Faster PowersRepresentation using IntegerPartitions

Question

Earlier I posted a question about taking fast integer square roots of known integer perfect squares.

The reason this came up is I was trying to find a faster way of mimicking the PowersRepresentations[] function in Mathematica.

Using IntegerPartitions[] I can speed up this by quite a bit - but then I needed to take the square roots of the output from IntegerPartitions - which ends up costing me about a factor of two or three in speed. Though still a lot faster than using PowersRepresentations[] directly.

For example:

n = 8174;
parts = 6;

Length@PowersRepresentations[n, parts, 2] // AbsoluteTiming

(* {1.1861, 31934} *)

Length@IntegerPartitions[n, {parts}, 
   Range[0, IntegerPart[Sqrt[n]]]^2] // AbsoluteTiming

(* {0.021446, 31934} *)

Length@Round[
   Sqrt[N[
     IntegerPartitions[n, {parts}, 
      Range[0, IntegerPart[Sqrt[n]]]^2]]]] // AbsoluteTiming

(* {0.039502, 31934} *)

This might be a silly wish - but is there a way of cutting out the middle man so to speak.
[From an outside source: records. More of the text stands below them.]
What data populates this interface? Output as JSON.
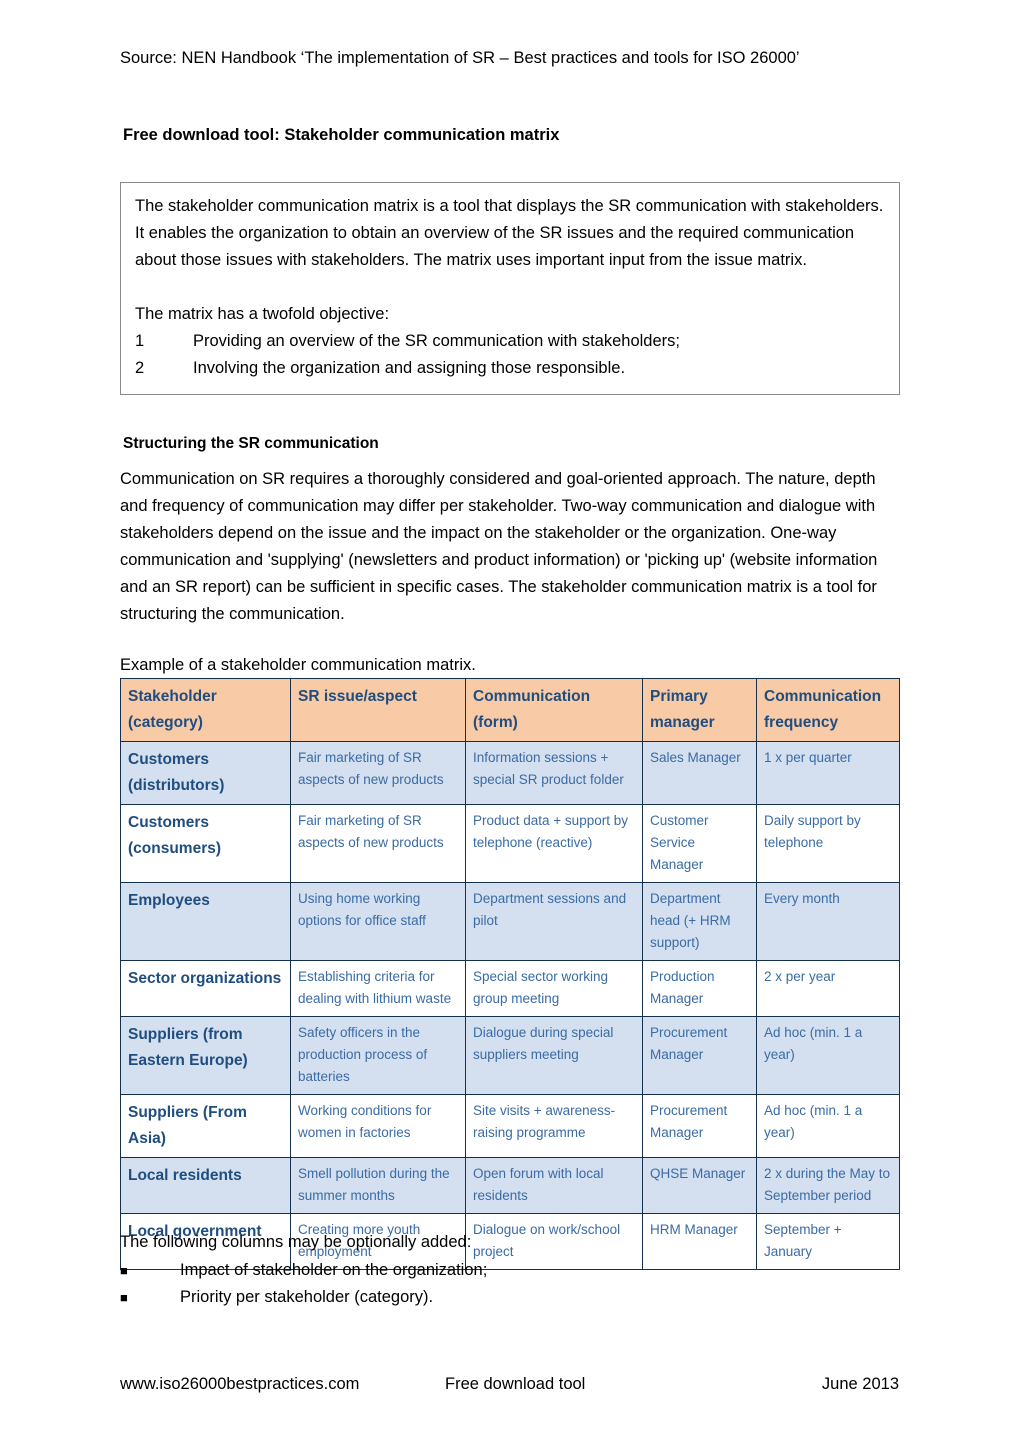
{
  "header": {
    "source": "Source: NEN Handbook ‘The implementation of SR – Best practices and tools for ISO 26000’"
  },
  "title": "Free download tool: Stakeholder communication matrix",
  "intro_box": {
    "paragraph": "The stakeholder communication matrix is a tool that displays the SR communication with stakeholders. It enables the organization to obtain an overview of the SR issues and the required communication about those issues with stakeholders. The matrix uses important input from the issue matrix.",
    "objective_lead": "The matrix has a twofold objective:",
    "objectives": [
      {
        "num": "1",
        "text": "Providing an overview of the SR communication with stakeholders;"
      },
      {
        "num": "2",
        "text": "Involving the organization and assigning those responsible."
      }
    ]
  },
  "section": {
    "heading": "Structuring the SR communication",
    "body": "Communication on SR requires a thoroughly considered and goal-oriented approach. The nature, depth and frequency of communication may differ per stakeholder. Two-way communication and dialogue with stakeholders depend on the issue and the impact on the stakeholder or the organization. One-way communication and 'supplying' (newsletters and product information) or 'picking up' (website information and an SR report) can be sufficient in specific cases. The stakeholder communication matrix is a tool for structuring the communication.",
    "example_caption": "Example of a stakeholder communication matrix."
  },
  "table": {
    "header_bg": "#F8CBA6",
    "shaded_row_bg": "#D4E0EF",
    "header_text_color": "#1F4D80",
    "body_text_color": "#3A6BA5",
    "border_color": "#13304D",
    "columns": [
      "Stakeholder (category)",
      "SR issue/aspect",
      "Communication (form)",
      "Primary manager",
      "Communication frequency"
    ],
    "columns_lines": [
      [
        "Stakeholder",
        "(category)"
      ],
      [
        "SR issue/aspect",
        ""
      ],
      [
        "Communication",
        "(form)"
      ],
      [
        "Primary",
        "manager"
      ],
      [
        "Communication",
        "frequency"
      ]
    ],
    "rows": [
      {
        "shaded": true,
        "category": "Customers (distributors)",
        "issue": "Fair marketing of SR aspects of new products",
        "form": "Information sessions + special SR product folder",
        "manager": "Sales Manager",
        "frequency": "1 x per quarter"
      },
      {
        "shaded": false,
        "category": "Customers (consumers)",
        "issue": "Fair marketing of SR aspects of new products",
        "form": "Product data + support by telephone (reactive)",
        "manager": "Customer Service Manager",
        "frequency": "Daily support by telephone"
      },
      {
        "shaded": true,
        "category": "Employees",
        "issue": "Using home working options for office staff",
        "form": "Department sessions and pilot",
        "manager": "Department head (+ HRM support)",
        "frequency": "Every month"
      },
      {
        "shaded": false,
        "category": "Sector organizations",
        "issue": "Establishing criteria for dealing with lithium waste",
        "form": "Special sector working group meeting",
        "manager": "Production Manager",
        "frequency": "2 x per year"
      },
      {
        "shaded": true,
        "category": "Suppliers (from Eastern Europe)",
        "issue": "Safety officers in the production process of batteries",
        "form": "Dialogue during special suppliers meeting",
        "manager": "Procurement Manager",
        "frequency": "Ad hoc (min. 1 a year)"
      },
      {
        "shaded": false,
        "category": "Suppliers (From Asia)",
        "issue": "Working conditions for women in factories",
        "form": "Site visits + awareness-raising programme",
        "manager": "Procurement Manager",
        "frequency": "Ad hoc (min. 1 a year)"
      },
      {
        "shaded": true,
        "category": "Local residents",
        "issue": "Smell pollution during the summer months",
        "form": "Open forum with local residents",
        "manager": "QHSE Manager",
        "frequency": "2 x during the May to September period"
      },
      {
        "shaded": false,
        "category": "Local government",
        "issue": "Creating more youth employment",
        "form": "Dialogue on work/school project",
        "manager": "HRM Manager",
        "frequency": "September + January"
      }
    ]
  },
  "optional": {
    "intro": "The following columns may be optionally added:",
    "bullet_glyph": "■",
    "items": [
      "Impact of stakeholder on the organization;",
      "Priority per stakeholder (category)."
    ]
  },
  "footer": {
    "site": "www.iso26000bestpractices.com",
    "middle": "Free download tool",
    "date": "June 2013"
  }
}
I'd like the output of IntegerPartitions[] to be the integers themselves and not their squares. This seems unlikely but does anyone know a workaround or am I destined to have to take the square roots after the fact? Having said this I would think a workaround would be no faster anyway. I'll delete the question if it is asking the impossible.

(Oh, and one thing that puzzles me - why does PowersRepresentations[] run so much faster on a repeat run even if I clear the system cache?)

Answer 1

This is an extended comment, with pictures.

PowersRepresentations is implemented in top-level code, so you may take inspiration from its existing code and modify it to output what you want. In particular, PowersRepresentations[.. , .., 2] calls the internal NumberTheory`PowersRepresentationsDump`squareRepresentation, which is also implemented in top-level code. Perhaps you may be able to use that code as inspiration and modify it to output what you want.

(* The single call below is needed to force the loading of definitions *)
PowersRepresentations[10, 2, 2]; 

(* remove the ReadProtected attribute *)
ClearAttributes[PowersRepresentations, ReadProtected]

(* retrieve the definitions of the function, if any *)
??PowersRepresentations

Rooting through the above you will notice the following, where I've stripped the NumberTheory`PowersRepresentationsDump` for readability:

PowersRepresentations[n_Integer?Positive, d_Integer?Positive, 2] := 
 Block[{res}, 
  res = NumberTheory`PowersRepresentationsDump`squareRepresentation[d, n]; 
  res /; FreeQ[res, $Failed]
]

This shows that PowersRepresentations[n, d, 2], which seems to be the application of interest to you, reduces to a call to NumberTheory`PowersRepresentationsDump`squareRepresentation[d, n] (notice the switch in the order of the arguments).

Repeating the same steps, you can dig further into the definition of e.g. squareRepresentation, TaxiCabNumbers, and other functions that seem to be the actual implementations of the underlying algorithms.